There is no better choice for any application but rather a better choice per individual application.
moses
Err SCSI-I was the *orginal* 1980s standard. SCSI-I was never available "wide", only 8 bit. In order to achieve 20MB/s you would have either SCSI-2 Wide or SCSI-2 Fast, which both are 20MB/s bus speeds. Ultra/133 isn't a standard, nor will it ever be. ATA/100 is the fastest "official speed" along with the final official ATA spec speed. But being as even the fastest ATA disk can only do about 45MB/s sustained squentail reads(with is synthetic only, not including cache bursts), it doesn't really make much difference. Ultra/133 can only aid slightly in cache bursts, and only one disk manufactor makes disks that use it.

As for speed, SCSI disks are currently available with faster rotational speeds, larger caches, and more capable interfaces. IBM, Seagate, Fujitisu, Quantum all make SCSI disk with rotational speeds of 15,000 RPM along with very large caches. The SCSI interface is also upto U320, not U160 anymore. SCSI disks are also available with sizes available(except for WD 200GB monster). SCSI host adaptors also support more devices per chain - 7 for narrow and 15 for wide(Technically 8/16 but the host adaptor will take on address). SCSI also allows for internal and external devices, along with scanner, networking adaptors, HDs, optical drives, anything you could want.

SCSI is by no means difficult to hook up. Yes, may have to read a paragraph or two if you've never done it before. All SCSI disks these days do SCAM, other then that you have to configure your ID on each device. For termination, you just need a LVD cable with a terminator at the end, no biggy. Almost all cards can do automatic termination for mixing internal/external devices.
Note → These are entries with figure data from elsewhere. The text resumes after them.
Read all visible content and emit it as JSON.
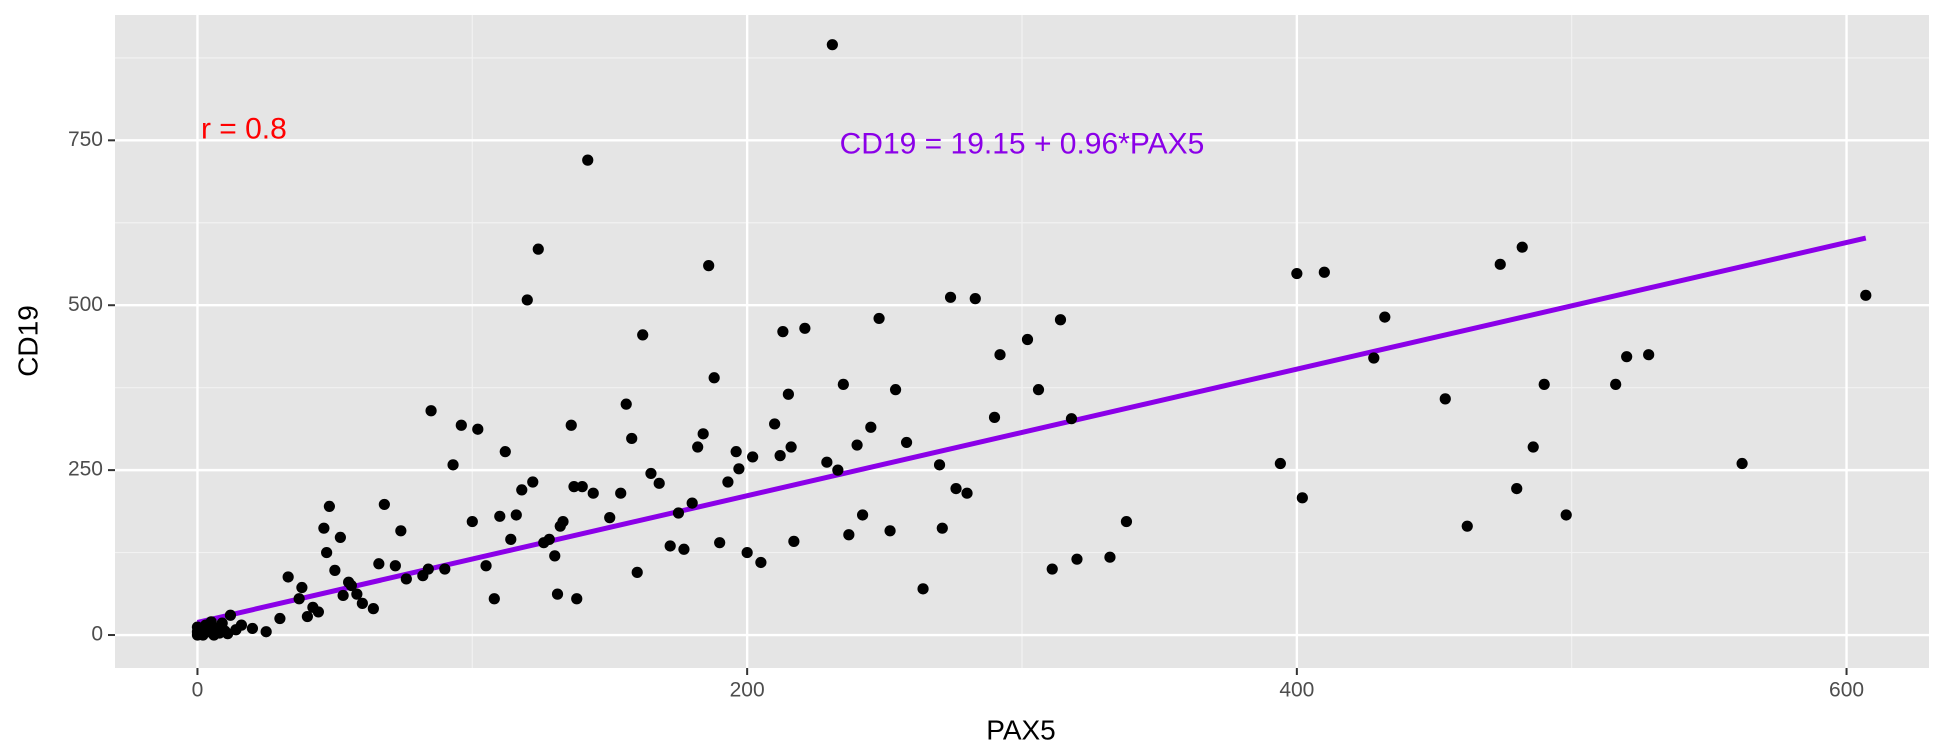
{
  "chart_data": {
    "type": "scatter",
    "xlabel": "PAX5",
    "ylabel": "CD19",
    "xlim": [
      -30,
      630
    ],
    "ylim": [
      -50,
      940
    ],
    "x_ticks": [
      0,
      200,
      400,
      600
    ],
    "y_ticks": [
      0,
      250,
      500,
      750
    ],
    "x_tick_labels": [
      "0",
      "200",
      "400",
      "600"
    ],
    "y_tick_labels": [
      "0",
      "250",
      "500",
      "750"
    ],
    "grid": true,
    "background": "#e5e5e5",
    "point_color": "#000000",
    "annotations": {
      "correlation": {
        "text": "r = 0.8",
        "color": "#ff0000",
        "x": 10,
        "y": 765
      },
      "equation": {
        "text": "CD19 = 19.15 + 0.96*PAX5",
        "color": "#8b00e8",
        "x": 300,
        "y": 742
      }
    },
    "regression": {
      "intercept": 19.15,
      "slope": 0.96,
      "x_range": [
        0,
        607
      ],
      "color": "#8b00e8"
    },
    "points": [
      [
        0,
        0
      ],
      [
        0,
        5
      ],
      [
        0,
        12
      ],
      [
        1,
        3
      ],
      [
        2,
        0
      ],
      [
        2,
        8
      ],
      [
        3,
        15
      ],
      [
        4,
        5
      ],
      [
        5,
        20
      ],
      [
        6,
        0
      ],
      [
        7,
        10
      ],
      [
        8,
        3
      ],
      [
        9,
        18
      ],
      [
        10,
        6
      ],
      [
        11,
        2
      ],
      [
        12,
        30
      ],
      [
        14,
        8
      ],
      [
        16,
        15
      ],
      [
        20,
        10
      ],
      [
        25,
        5
      ],
      [
        30,
        25
      ],
      [
        33,
        88
      ],
      [
        37,
        55
      ],
      [
        38,
        72
      ],
      [
        40,
        28
      ],
      [
        42,
        42
      ],
      [
        44,
        35
      ],
      [
        46,
        162
      ],
      [
        47,
        125
      ],
      [
        48,
        195
      ],
      [
        50,
        98
      ],
      [
        52,
        148
      ],
      [
        53,
        60
      ],
      [
        55,
        80
      ],
      [
        56,
        75
      ],
      [
        58,
        62
      ],
      [
        60,
        48
      ],
      [
        64,
        40
      ],
      [
        66,
        108
      ],
      [
        68,
        198
      ],
      [
        72,
        105
      ],
      [
        74,
        158
      ],
      [
        76,
        85
      ],
      [
        82,
        90
      ],
      [
        84,
        100
      ],
      [
        85,
        340
      ],
      [
        90,
        100
      ],
      [
        93,
        258
      ],
      [
        96,
        318
      ],
      [
        100,
        172
      ],
      [
        102,
        312
      ],
      [
        105,
        105
      ],
      [
        108,
        55
      ],
      [
        110,
        180
      ],
      [
        112,
        278
      ],
      [
        114,
        145
      ],
      [
        116,
        182
      ],
      [
        118,
        220
      ],
      [
        120,
        508
      ],
      [
        122,
        232
      ],
      [
        124,
        585
      ],
      [
        126,
        140
      ],
      [
        128,
        145
      ],
      [
        130,
        120
      ],
      [
        131,
        62
      ],
      [
        132,
        165
      ],
      [
        133,
        172
      ],
      [
        136,
        318
      ],
      [
        137,
        225
      ],
      [
        138,
        55
      ],
      [
        140,
        225
      ],
      [
        142,
        720
      ],
      [
        144,
        215
      ],
      [
        150,
        178
      ],
      [
        154,
        215
      ],
      [
        156,
        350
      ],
      [
        158,
        298
      ],
      [
        160,
        95
      ],
      [
        162,
        455
      ],
      [
        165,
        245
      ],
      [
        168,
        230
      ],
      [
        172,
        135
      ],
      [
        175,
        185
      ],
      [
        177,
        130
      ],
      [
        180,
        200
      ],
      [
        182,
        285
      ],
      [
        184,
        305
      ],
      [
        186,
        560
      ],
      [
        188,
        390
      ],
      [
        190,
        140
      ],
      [
        193,
        232
      ],
      [
        196,
        278
      ],
      [
        197,
        252
      ],
      [
        200,
        125
      ],
      [
        202,
        270
      ],
      [
        205,
        110
      ],
      [
        210,
        320
      ],
      [
        212,
        272
      ],
      [
        213,
        460
      ],
      [
        215,
        365
      ],
      [
        216,
        285
      ],
      [
        217,
        142
      ],
      [
        221,
        465
      ],
      [
        229,
        262
      ],
      [
        231,
        895
      ],
      [
        233,
        250
      ],
      [
        235,
        380
      ],
      [
        237,
        152
      ],
      [
        240,
        288
      ],
      [
        242,
        182
      ],
      [
        245,
        315
      ],
      [
        248,
        480
      ],
      [
        252,
        158
      ],
      [
        254,
        372
      ],
      [
        258,
        292
      ],
      [
        264,
        70
      ],
      [
        270,
        258
      ],
      [
        271,
        162
      ],
      [
        274,
        512
      ],
      [
        276,
        222
      ],
      [
        280,
        215
      ],
      [
        283,
        510
      ],
      [
        290,
        330
      ],
      [
        292,
        425
      ],
      [
        302,
        448
      ],
      [
        306,
        372
      ],
      [
        311,
        100
      ],
      [
        314,
        478
      ],
      [
        318,
        328
      ],
      [
        320,
        115
      ],
      [
        332,
        118
      ],
      [
        338,
        172
      ],
      [
        394,
        260
      ],
      [
        400,
        548
      ],
      [
        402,
        208
      ],
      [
        410,
        550
      ],
      [
        428,
        420
      ],
      [
        432,
        482
      ],
      [
        454,
        358
      ],
      [
        462,
        165
      ],
      [
        474,
        562
      ],
      [
        480,
        222
      ],
      [
        482,
        588
      ],
      [
        486,
        285
      ],
      [
        490,
        380
      ],
      [
        498,
        182
      ],
      [
        516,
        380
      ],
      [
        520,
        422
      ],
      [
        528,
        425
      ],
      [
        562,
        260
      ],
      [
        607,
        515
      ]
    ]
  }
}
Most SCSI host adaptors will work any board support the PCI spec they are built on, some RAID controllers can be picky, but that is a different level.
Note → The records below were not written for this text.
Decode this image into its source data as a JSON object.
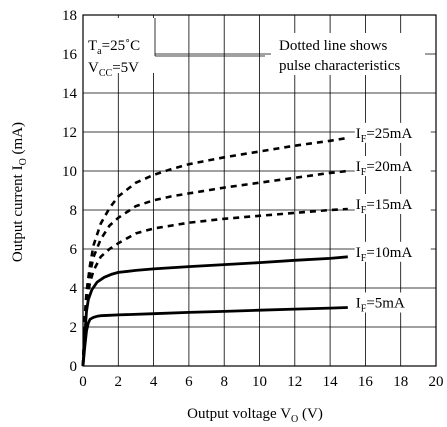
{
  "chart_data": {
    "type": "line",
    "title": "",
    "xlabel": "Output voltage V",
    "xlabel_sub": "O",
    "xlabel_unit": " (V)",
    "ylabel": "Output current I",
    "ylabel_sub": "O",
    "ylabel_unit": " (mA)",
    "xlim": [
      0,
      20
    ],
    "ylim": [
      0,
      18
    ],
    "xticks": [
      0,
      2,
      4,
      6,
      8,
      10,
      12,
      14,
      16,
      18,
      20
    ],
    "yticks": [
      0,
      2,
      4,
      6,
      8,
      10,
      12,
      14,
      16,
      18
    ],
    "grid": true,
    "conditions": {
      "ta_main": "T",
      "ta_sub": "a",
      "ta_value": "=25˚C",
      "vcc_main": "V",
      "vcc_sub": "CC",
      "vcc_value": "=5V"
    },
    "note_line1": "Dotted line shows",
    "note_line2": "pulse characteristics",
    "series": [
      {
        "label_main": "I",
        "label_sub": "F",
        "label_value": "=25mA",
        "style": "dotted",
        "x": [
          0,
          0.1,
          0.2,
          0.4,
          0.6,
          1,
          1.5,
          2,
          3,
          4,
          5,
          6,
          8,
          10,
          12,
          14,
          15
        ],
        "y": [
          0,
          2.5,
          3.8,
          5.2,
          6.2,
          7.3,
          8.1,
          8.7,
          9.4,
          9.8,
          10.1,
          10.35,
          10.7,
          11.0,
          11.3,
          11.55,
          11.7
        ]
      },
      {
        "label_main": "I",
        "label_sub": "F",
        "label_value": "=20mA",
        "style": "dotted",
        "x": [
          0,
          0.1,
          0.2,
          0.4,
          0.6,
          1,
          1.5,
          2,
          3,
          4,
          5,
          6,
          8,
          10,
          12,
          14,
          15
        ],
        "y": [
          0,
          2.3,
          3.6,
          4.8,
          5.6,
          6.5,
          7.2,
          7.6,
          8.2,
          8.5,
          8.7,
          8.85,
          9.15,
          9.4,
          9.65,
          9.9,
          10.0
        ]
      },
      {
        "label_main": "I",
        "label_sub": "F",
        "label_value": "=15mA",
        "style": "dotted",
        "x": [
          0,
          0.1,
          0.2,
          0.4,
          0.6,
          1,
          1.5,
          2,
          3,
          4,
          5,
          6,
          8,
          10,
          12,
          14,
          15
        ],
        "y": [
          0,
          2.1,
          3.3,
          4.3,
          4.9,
          5.6,
          6.0,
          6.3,
          6.8,
          7.05,
          7.2,
          7.35,
          7.55,
          7.7,
          7.85,
          8.0,
          8.05
        ]
      },
      {
        "label_main": "I",
        "label_sub": "F",
        "label_value": "=10mA",
        "style": "solid",
        "x": [
          0,
          0.1,
          0.2,
          0.3,
          0.5,
          0.8,
          1.2,
          1.6,
          2,
          3,
          4,
          6,
          8,
          10,
          12,
          14,
          15
        ],
        "y": [
          0,
          1.6,
          2.8,
          3.4,
          3.9,
          4.3,
          4.55,
          4.7,
          4.8,
          4.9,
          4.98,
          5.1,
          5.2,
          5.3,
          5.42,
          5.52,
          5.6
        ]
      },
      {
        "label_main": "I",
        "label_sub": "F",
        "label_value": "=5mA",
        "style": "solid",
        "x": [
          0,
          0.1,
          0.2,
          0.3,
          0.4,
          0.6,
          0.8,
          1,
          1.5,
          2,
          4,
          6,
          8,
          10,
          12,
          14,
          15
        ],
        "y": [
          0,
          1.0,
          1.8,
          2.2,
          2.4,
          2.5,
          2.55,
          2.58,
          2.6,
          2.62,
          2.68,
          2.75,
          2.8,
          2.86,
          2.92,
          2.97,
          3.0
        ]
      }
    ]
  }
}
It is true that most people don't need SCSI. The SerialATA is fine for most users. However, SCSI isn't intened for home users, its generally intended enterprise class users, hence the price and features.

As for performance, it really depends on your drives and controllers. And it depends on what your considering performance. There is many factors that come in to place when judging a drives "speed".

It all really depends on your needs, or how much of a geek you are. I personally have a QLogic Dual U160 PCI64/66 card with 1 9.1G R10k U160, 2 9.1G R7.2K U160, and 2 36G U10K U160 on the second channel. Maybe one day I'll get a nice U320 controller with a PCI-X bus(and a matching motherboard).